Objective To assess how levels of tobacco control funding for low-income and middle-income countries (LMIC) changed following the 2008–2009 global economic downturn.
Methods In order to estimate the amount of tobacco control funding in LMICs, we created an integrated database of Development Assistance to Control Tobacco (DACT). This database includes data on funding from bilateral and multilateral donors, non-governmental organisations, private foundations and the corporate sector. The database contains information on 1389 disbursements awarded by 30 entities between 2000 and 2012.

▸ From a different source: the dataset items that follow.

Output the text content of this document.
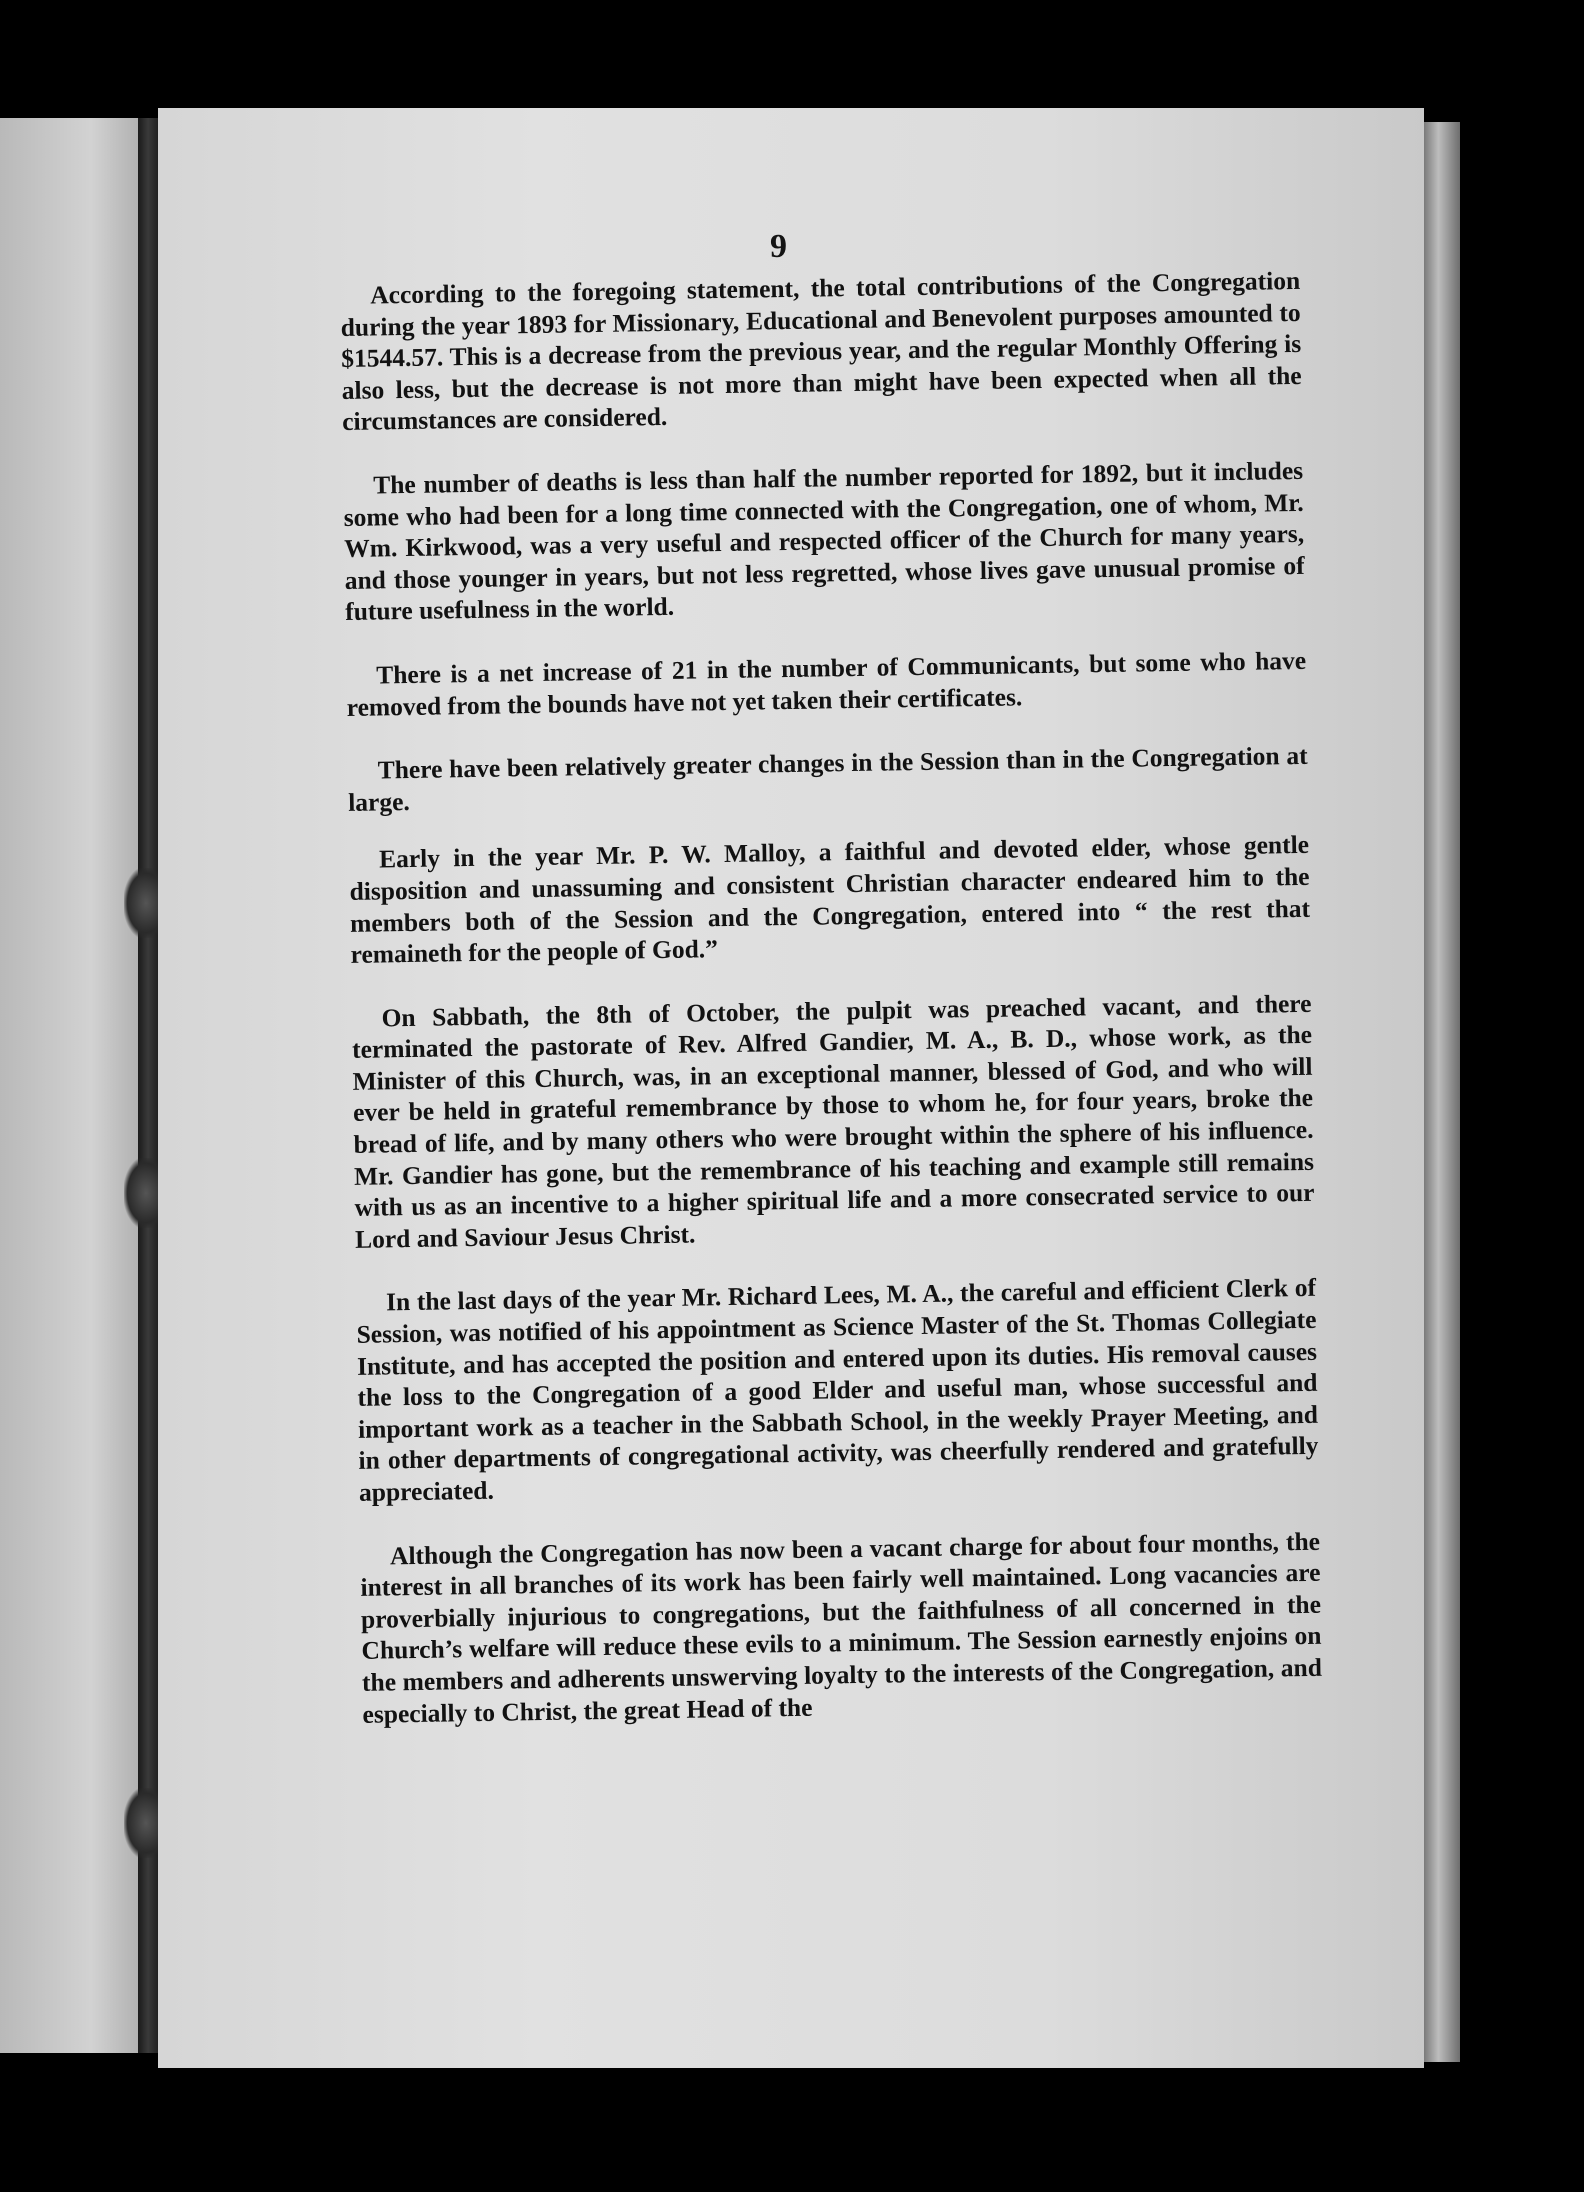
9

According to the foregoing statement, the total contributions of the Congregation during the year 1893 for Missionary, Educational and Benevolent purposes amounted to $1544.57. This is a decrease from the previous year, and the regular Monthly Offering is also less, but the decrease is not more than might have been expected when all the circumstances are considered.

The number of deaths is less than half the number reported for 1892, but it includes some who had been for a long time connected with the Congregation, one of whom, Mr. Wm. Kirkwood, was a very useful and respected officer of the Church for many years, and those younger in years, but not less regretted, whose lives gave unusual promise of future usefulness in the world.

There is a net increase of 21 in the number of Communicants, but some who have removed from the bounds have not yet taken their certificates.

There have been relatively greater changes in the Session than in the Congregation at large.

Early in the year Mr. P. W. Malloy, a faithful and devoted elder, whose gentle disposition and unassuming and consistent Christian character endeared him to the members both of the Session and the Congregation, entered into “ the rest that remaineth for the people of God.”

On Sabbath, the 8th of October, the pulpit was preached vacant, and there terminated the pastorate of Rev. Alfred Gandier, M. A., B. D., whose work, as the Minister of this Church, was, in an exceptional manner, blessed of God, and who will ever be held in grateful remembrance by those to whom he, for four years, broke the bread of life, and by many others who were brought within the sphere of his influence. Mr. Gandier has gone, but the remembrance of his teaching and example still remains with us as an incentive to a higher spiritual life and a more consecrated service to our Lord and Saviour Jesus Christ.

In the last days of the year Mr. Richard Lees, M. A., the careful and efficient Clerk of Session, was notified of his appointment as Science Master of the St. Thomas Collegiate Institute, and has accepted the position and entered upon its duties. His removal causes the loss to the Congregation of a good Elder and useful man, whose successful and important work as a teacher in the Sabbath School, in the weekly Prayer Meeting, and in other departments of congregational activity, was cheerfully rendered and gratefully appreciated.

Although the Congregation has now been a vacant charge for about four months, the interest in all branches of its work has been fairly well maintained. Long vacancies are proverbially injurious to congregations, but the faithfulness of all concerned in the Church’s welfare will reduce these evils to a minimum. The Session earnestly enjoins on the members and adherents unswerving loyalty to the interests of the Congregation, and especially to Christ, the great Head of the
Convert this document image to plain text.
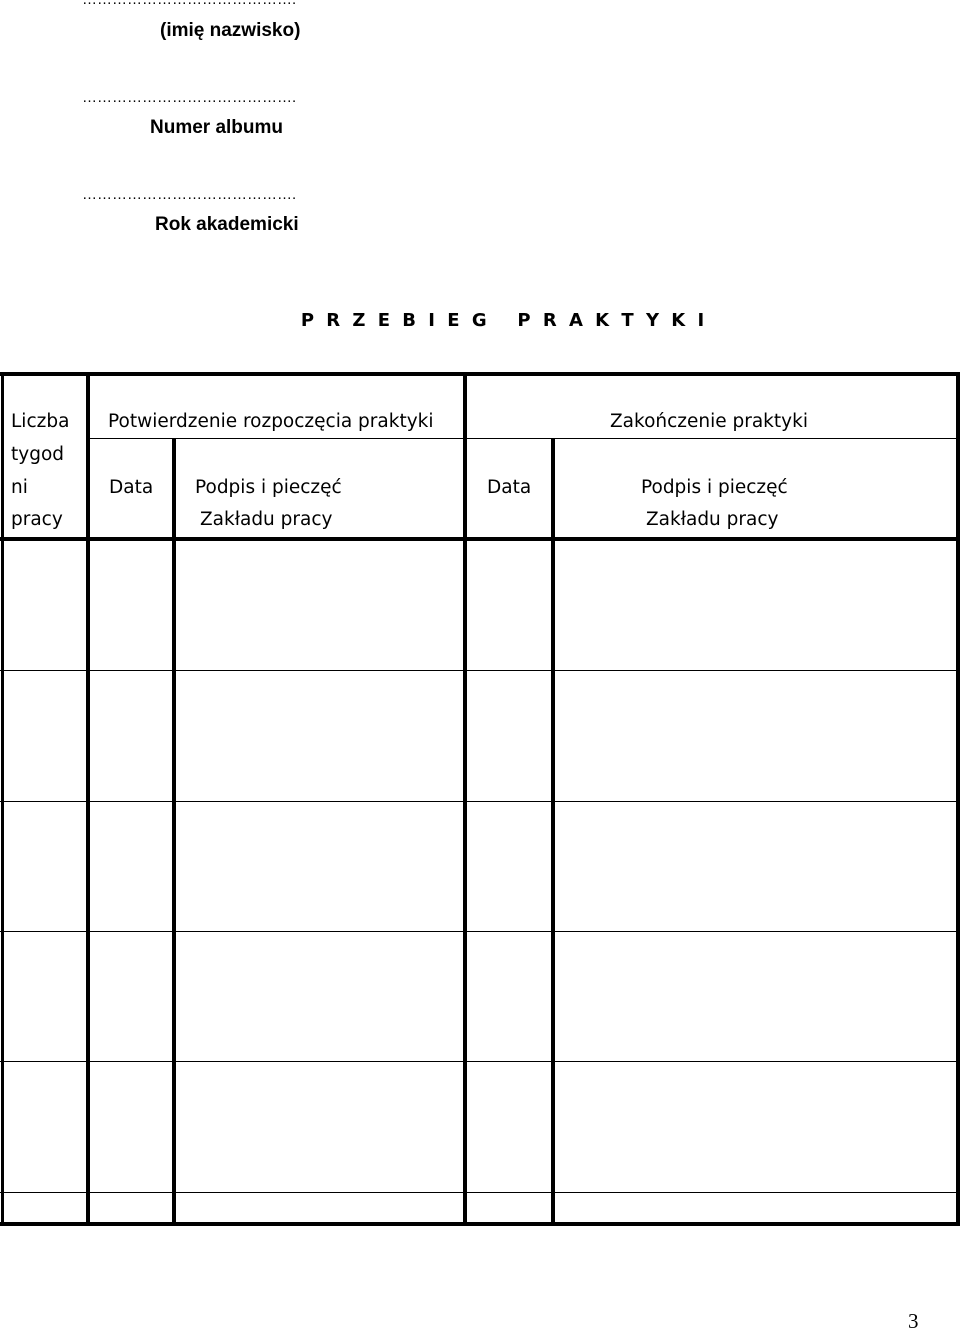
(imię nazwisko)
…………………………………….
Numer albumu
…………………………………….
Rok akademicki
P R Z E B I E G   P R A K T Y K I
Liczba
tygod
ni
pracy
Potwierdzenie rozpoczęcia praktyki	Zakończenie praktyki
Data Podpis i pieczęć
Zakładu pracy
Data	Podpis i pieczęć
Zakładu pracy
3
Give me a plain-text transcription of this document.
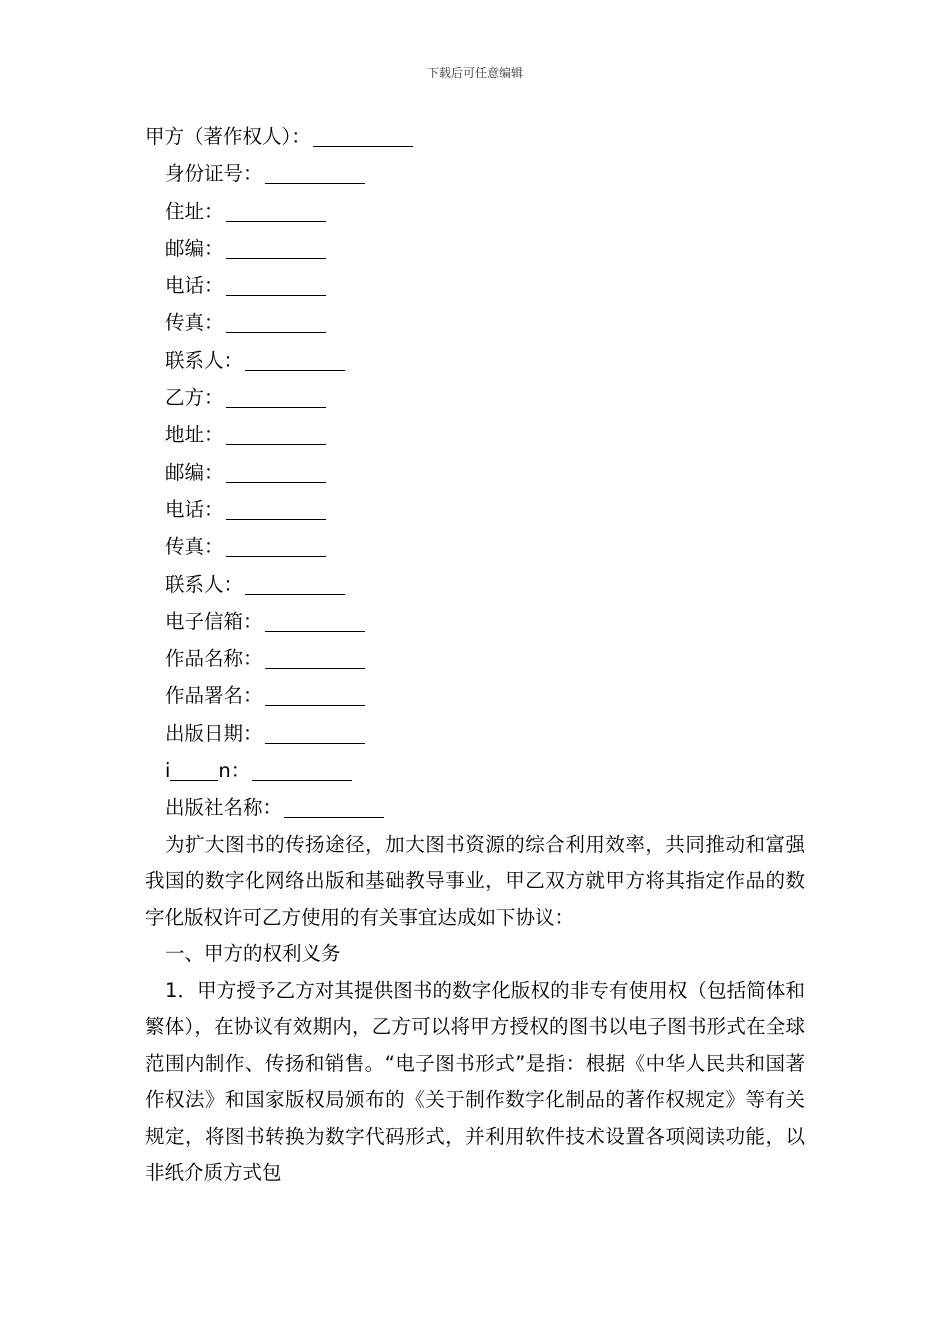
下载后可任意编辑
甲方（著作权人）：
身份证号：
住址：
邮编：
电话：
传真：
联系人：
乙方：
地址：
邮编：
电话：
传真：
联系人：
电子信箱：
作品名称：
作品署名：
出版日期：
i n：
出版社名称：
为扩大图书的传扬途径，加大图书资源的综合利用效率，共同推动和富强我国的数字化网络出版和基础教导事业，甲乙双方就甲方将其指定作品的数字化版权许可乙方使用的有关事宜达成如下协议：
一、甲方的权利义务
1．甲方授予乙方对其提供图书的数字化版权的非专有使用权（包括简体和繁体），在协议有效期内，乙方可以将甲方授权的图书以电子图书形式在全球范围内制作、传扬和销售。“电子图书形式”是指：根据《中华人民共和国著作权法》和国家版权局颁布的《关于制作数字化制品的著作权规定》等有关规定，将图书转换为数字代码形式，并利用软件技术设置各项阅读功能，以非纸介质方式包
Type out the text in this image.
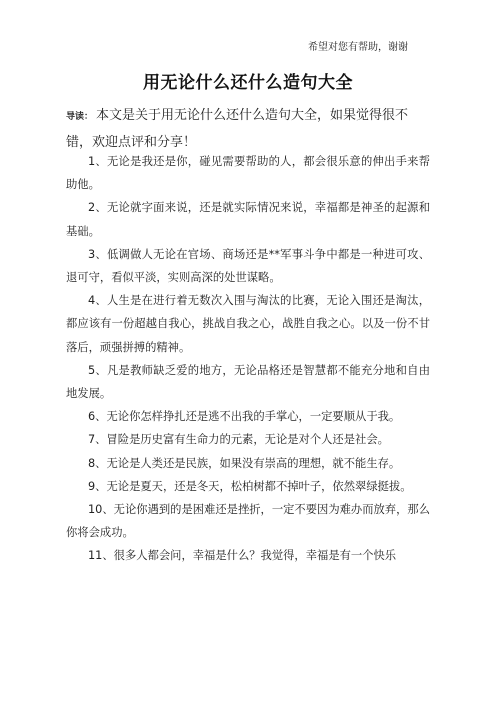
希望对您有帮助，谢谢
用无论什么还什么造句大全
导读： 本文是关于用无论什么还什么造句大全，如果觉得很不错，欢迎点评和分享！

1、无论是我还是你，碰见需要帮助的人，都会很乐意的伸出手来帮助他。

2、无论就字面来说，还是就实际情况来说，幸福都是神圣的起源和基础。

3、低调做人无论在官场、商场还是**军事斗争中都是一种进可攻、退可守，看似平淡，实则高深的处世谋略。

4、人生是在进行着无数次入围与淘汰的比赛，无论入围还是淘汰，都应该有一份超越自我心，挑战自我之心，战胜自我之心。以及一份不甘落后，顽强拼搏的精神。

5、凡是教师缺乏爱的地方，无论品格还是智慧都不能充分地和自由地发展。

6、无论你怎样挣扎还是逃不出我的手掌心，一定要顺从于我。

7、冒险是历史富有生命力的元素，无论是对个人还是社会。

8、无论是人类还是民族，如果没有崇高的理想，就不能生存。

9、无论是夏天，还是冬天，松柏树都不掉叶子，依然翠绿挺拔。

10、无论你遇到的是困难还是挫折，一定不要因为难办而放弃，那么你将会成功。

11、很多人都会问，幸福是什么？我觉得，幸福是有一个快乐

Results DACT declined only marginally from US$68.8 million (US$0.016 per adult) in 2009 to US$68.2 million (US$0.016 per adult) in 2011, but deviated significantly from its 2000 to 2009 trend. The sources of funding remain highly concentrated, with nearly a half of the money coming from the Bloomberg Initiative and the Bill & Melinda Gates Foundation in 2011. The relative importance of institutional and research grants has declined.
Conclusions Our findings are consistent with the patterns in general levels of development assistance for health: after a decade of rapid growth, funding for tobacco control activities in LMICs has levelled off. Just as the tobacco control community is beginning to envision the endgame for tobacco, the funding remains erratic, inadequate, and highly vulnerable due to its level of concentration. Innovative financing mechanisms might help to increase the funding pool.